Apresentação de criança ou adolescente cadastrado para adoção e estágio de convivência
Quando uma criança/adolescente é cadastrado para adoção por decisão judicial, a prioridade do trabalho da equipe interprofissional do Núcleo de Adoção da 1ª VIJ-DF é garantir que cada passo do processo esteja orientado pelo seu melhor interesse, respeitando o seu tempo, a sua história e as suas necessidades emocionais.
O cadastramento à adoção de crianças e adolescentes é realizado no Sistema Nacional de Adoção e Acolhimento - SNA, do Conselho Nacional de Justiça - CNJ, que reúne os dados de criança/adolescente aptos à adoção no Brasil e das pessoas habilitadas à adoção. O SNA promove o cruzamento automático entre o perfil da criança ou do adolescente e o perfil das pessoas habilitadas à adoção por estado da Federação.
Quando não há pessoas interessadas em adotar crianças e adolescentes de determinado perfil nos seus respectivos estados/distrito de moradia, a consulta é ampliada para outros estados da Federação. Quando não houver família habilitada para aquela criança ou adolescente em nenhum estado brasileiro, o juiz da 1ª VIJ-DF é informado para que possa autorizar outras providências ( Busca Ativa - SNA, cadastramento para adoção internacional).
Quando ocorre uma vinculação de crianças/adolescentes do DF à pessoas habilitadas que residem aqui, a equipe interprofissional do Núcleo de Adoção da 1ª VIJ-DF entra em contato com esses habilitados, informa da vinculação e agenda momento para apresentação da história da criança ou adolescente à família habilitada, fornecendo o máximo de informações, para que a decisão de conhecer ou não a criança / adolescente seja tomada de maneira consciente. Essa etapa visa proteger as crianças e adolescentes de aproximações inseguras ou impulsivas, preservando sua dignidade, sua trajetória e seu bem-estar.

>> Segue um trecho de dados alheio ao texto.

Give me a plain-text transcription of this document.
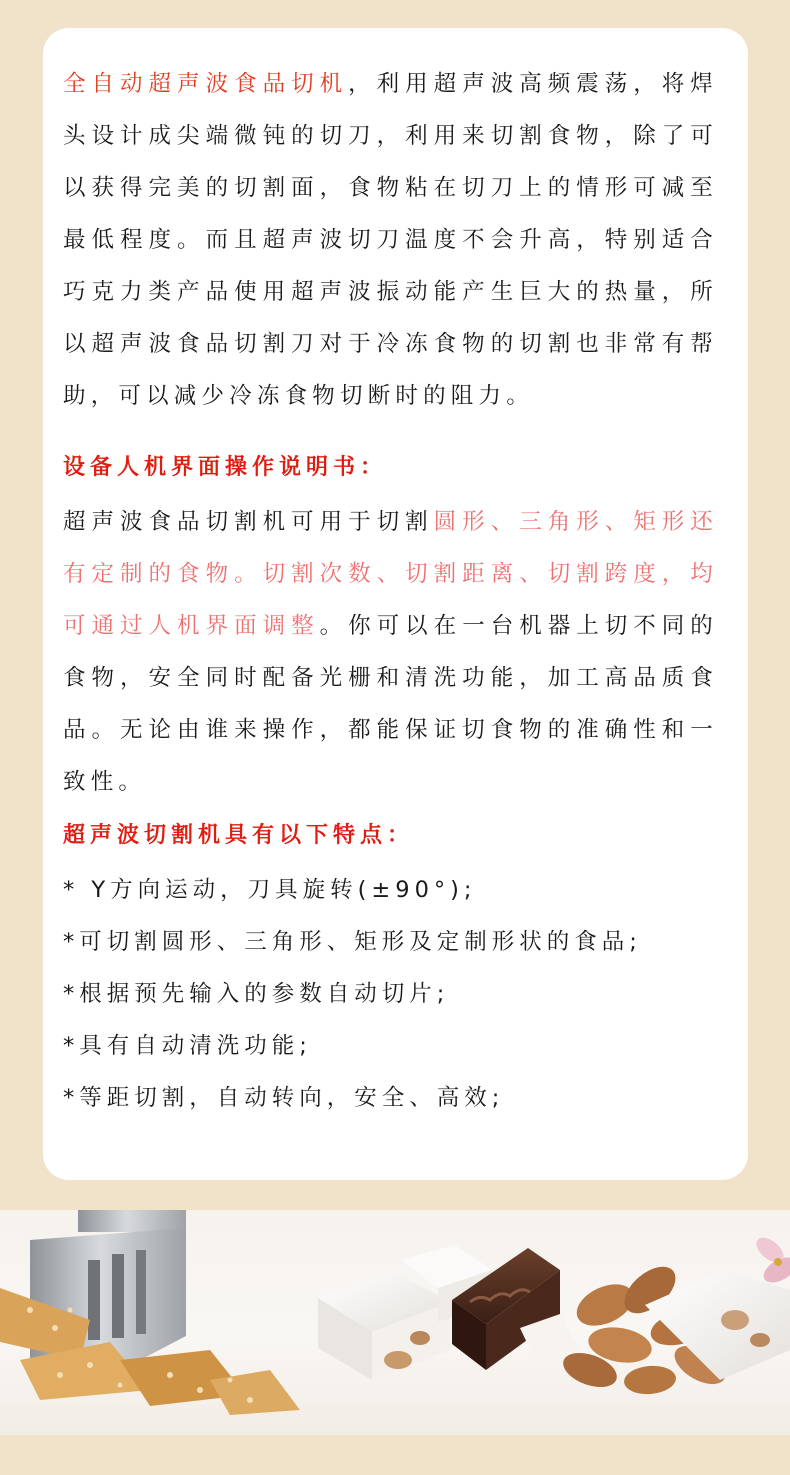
全自动超声波食品切机，利用超声波高频震荡，将焊头设计成尖端微钝的切刀，利用来切割食物，除了可以获得完美的切割面，食物粘在切刀上的情形可减至最低程度。而且超声波切刀温度不会升高，特别适合巧克力类产品使用超声波振动能产生巨大的热量，所以超声波食品切割刀对于冷冻食物的切割也非常有帮助，可以减少冷冻食物切断时的阻力。

设备人机界面操作说明书：

超声波食品切割机可用于切割圆形、三角形、矩形还有定制的食物。切割次数、切割距离、切割跨度，均可通过人机界面调整。你可以在一台机器上切不同的食物，安全同时配备光栅和清洗功能，加工高品质食品。无论由谁来操作，都能保证切食物的准确性和一致性。

超声波切割机具有以下特点：

* Y方向运动，刀具旋转(±90°);

*可切割圆形、三角形、矩形及定制形状的食品;

*根据预先输入的参数自动切片;

*具有自动清洗功能;

*等距切割，自动转向，安全、高效;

Confirmado o interesse da família, inicia-se o estágio de aproximação, etapa que acontece de forma gradual e progressiva, planejada de acordo com as características e necessidades específicas da criança ou adolescente. Esse período pode envolver:
- visitas iniciais à instituição de acolhimento onde a criança ou adolescente residem;
- passeios; visitas da criança ou do adolescente à residência da família;
- pernoites progressivos da criança ou do adolescente na residência da família.
O ritmo da aproximação é individualizado e pode ser ajustado conforme a adaptação da criança ou do adolescente, sempre com acompanhamento técnico da equipe interprofissional.
Quando a equipe avalia que a aproximação entre a família e a criança/adolescente está ocorrendo de forma positiva e já há início da construção de vínculos afetivos de segurança, juntamente com condições adequadas para que passe a residir com os adotantes, é então realizada a liberação da criança/adolescente em guarda provisória à família pretendente.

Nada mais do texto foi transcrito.